Navigating life effectively for me really is all about perspective, and it's certainly not something that comes easily or naturally. My natural instinct is to be constantly caught up in the crisis of the moment, usually freaking out to varying degrees about 30-minute ticket times or misrun food or whatever particular nonsense is going on during that turn of tables. Stepping back from that immediate "worm's -eye view" not only helps to facilitate peace in an otherwise frustrating and stressful situation, it also has the added benefit of increasing my effectiveness. Trying to keep in mind that “is is only food” helps you to detach from the situation, and detaching from the situation leads to less wasted energy and a much more efficient use of your time and resources.
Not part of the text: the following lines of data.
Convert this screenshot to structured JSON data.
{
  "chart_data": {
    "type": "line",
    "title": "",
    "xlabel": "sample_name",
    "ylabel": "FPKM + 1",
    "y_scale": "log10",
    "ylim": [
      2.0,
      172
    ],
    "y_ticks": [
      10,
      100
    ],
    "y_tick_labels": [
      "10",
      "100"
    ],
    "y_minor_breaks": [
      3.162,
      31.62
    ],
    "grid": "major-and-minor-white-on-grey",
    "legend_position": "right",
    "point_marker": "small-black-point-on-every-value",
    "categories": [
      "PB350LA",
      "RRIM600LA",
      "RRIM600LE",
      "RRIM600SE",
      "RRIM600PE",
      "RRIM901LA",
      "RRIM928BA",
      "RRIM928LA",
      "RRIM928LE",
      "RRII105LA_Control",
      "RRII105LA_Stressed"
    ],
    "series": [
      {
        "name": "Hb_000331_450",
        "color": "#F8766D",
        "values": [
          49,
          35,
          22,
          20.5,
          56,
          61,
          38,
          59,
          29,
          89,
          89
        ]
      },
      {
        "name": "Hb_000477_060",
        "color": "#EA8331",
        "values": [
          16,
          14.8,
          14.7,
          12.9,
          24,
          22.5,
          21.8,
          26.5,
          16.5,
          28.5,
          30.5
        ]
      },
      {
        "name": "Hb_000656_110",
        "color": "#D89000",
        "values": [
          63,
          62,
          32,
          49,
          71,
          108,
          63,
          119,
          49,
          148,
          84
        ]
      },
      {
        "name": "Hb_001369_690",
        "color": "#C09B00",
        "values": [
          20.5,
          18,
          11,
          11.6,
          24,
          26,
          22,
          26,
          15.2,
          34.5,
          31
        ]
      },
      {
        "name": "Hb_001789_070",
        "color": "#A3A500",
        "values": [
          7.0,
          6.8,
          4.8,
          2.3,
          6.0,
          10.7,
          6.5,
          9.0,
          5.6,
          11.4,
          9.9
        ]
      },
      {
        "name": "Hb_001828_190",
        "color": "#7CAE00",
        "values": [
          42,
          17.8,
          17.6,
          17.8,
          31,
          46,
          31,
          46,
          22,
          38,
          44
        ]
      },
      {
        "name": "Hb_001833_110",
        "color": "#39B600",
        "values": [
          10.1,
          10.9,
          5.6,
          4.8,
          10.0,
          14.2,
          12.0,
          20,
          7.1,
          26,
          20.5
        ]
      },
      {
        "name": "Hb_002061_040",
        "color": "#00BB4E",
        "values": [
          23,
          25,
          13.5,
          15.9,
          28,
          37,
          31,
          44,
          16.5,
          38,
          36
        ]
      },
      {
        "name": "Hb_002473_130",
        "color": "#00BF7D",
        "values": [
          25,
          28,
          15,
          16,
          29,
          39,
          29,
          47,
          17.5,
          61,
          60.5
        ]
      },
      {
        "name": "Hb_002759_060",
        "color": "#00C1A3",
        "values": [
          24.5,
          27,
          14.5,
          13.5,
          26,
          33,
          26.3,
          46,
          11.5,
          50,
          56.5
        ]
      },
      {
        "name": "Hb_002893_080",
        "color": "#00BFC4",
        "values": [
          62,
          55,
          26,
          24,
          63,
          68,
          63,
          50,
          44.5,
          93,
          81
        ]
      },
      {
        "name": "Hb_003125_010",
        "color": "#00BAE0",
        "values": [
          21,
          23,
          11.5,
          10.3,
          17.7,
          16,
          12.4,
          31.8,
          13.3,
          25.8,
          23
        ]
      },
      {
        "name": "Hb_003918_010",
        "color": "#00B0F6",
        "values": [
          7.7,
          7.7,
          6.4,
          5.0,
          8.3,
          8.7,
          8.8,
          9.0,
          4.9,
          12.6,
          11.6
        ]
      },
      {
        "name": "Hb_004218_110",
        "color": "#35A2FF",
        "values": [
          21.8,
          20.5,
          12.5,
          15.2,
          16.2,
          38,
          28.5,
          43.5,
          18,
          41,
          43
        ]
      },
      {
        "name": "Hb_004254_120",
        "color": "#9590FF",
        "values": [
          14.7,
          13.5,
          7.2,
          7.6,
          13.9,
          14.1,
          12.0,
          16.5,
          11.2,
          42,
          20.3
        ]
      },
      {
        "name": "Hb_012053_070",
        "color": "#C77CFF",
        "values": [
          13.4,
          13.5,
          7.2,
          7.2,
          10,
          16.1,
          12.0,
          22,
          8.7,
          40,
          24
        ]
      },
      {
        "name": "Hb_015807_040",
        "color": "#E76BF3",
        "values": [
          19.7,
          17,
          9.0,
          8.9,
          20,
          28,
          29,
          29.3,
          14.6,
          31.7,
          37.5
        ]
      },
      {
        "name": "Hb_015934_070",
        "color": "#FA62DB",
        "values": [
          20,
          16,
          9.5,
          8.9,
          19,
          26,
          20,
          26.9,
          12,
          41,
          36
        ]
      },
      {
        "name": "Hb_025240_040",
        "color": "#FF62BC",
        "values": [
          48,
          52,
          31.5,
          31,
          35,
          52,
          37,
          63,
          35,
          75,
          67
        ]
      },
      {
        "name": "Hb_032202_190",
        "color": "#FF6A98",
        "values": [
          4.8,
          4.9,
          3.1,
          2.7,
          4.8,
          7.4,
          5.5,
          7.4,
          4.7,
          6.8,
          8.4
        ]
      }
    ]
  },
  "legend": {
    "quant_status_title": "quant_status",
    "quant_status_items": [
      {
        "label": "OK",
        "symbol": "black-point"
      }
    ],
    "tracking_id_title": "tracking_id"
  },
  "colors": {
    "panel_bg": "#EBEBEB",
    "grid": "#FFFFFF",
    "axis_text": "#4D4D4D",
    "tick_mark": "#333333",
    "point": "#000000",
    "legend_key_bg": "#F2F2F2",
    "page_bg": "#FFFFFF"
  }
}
It's a vastly better way of doing things than running around like a maniac swearing under your breath (or swearing loudly and pointedly, as I have also been guilty of).

From my friends in the white-collar world, or with parenting, or just life goals in general, I know that perspective can be a sticky issue for all of us. We get so used to putting out those fires that are right in front of us that those big things, the really important things, those never get done. If you spend all your time responding to the emails and the phone calls of whatever crisis is going on right now you'll never have the time or energy to work on the larger, more important projects, let alone the even larger (and much more important) life goals. I don't know if it's a function of our evolutionary design, or the pressures of the modern world, but with each new problem that comes along that's all we can see. For that period of time, that specific problem becomes our entire world. And, of course, there's always another problem right behind that. When you are driven only by the crisis of the moment, you have no power to move and shape your life, your life moves and shapes you – and then you tend to end up wherever momentum has carried you.

Seeing things from that whole-life perspective not only clarifies personal priorities, it severely alters how we interact with each other. When you know that not only you are going to die, but the people around you are too, resentments and petty disputes, and even long standing bitterness, tend to just fall away. As a society we are unfortunately locked in a perpetually short-sighted perspective, and it's looking more and more to me like it's going to lead us to disaster. Industry only cares about the next fiscal quarter and government only cares about the next election cycle, so anything that could be remotely detrimental to profit in the short term or temporarily unpopular never gets done. The Native Americans used to adhere to a seven-generation philosophy for their tribal government – namely any action had to be judged on how it would effect the lives of the tribe seven generations into the future. If we started applying that kind of wide-ranging perspective to our society, I wonder what kind of world we would create?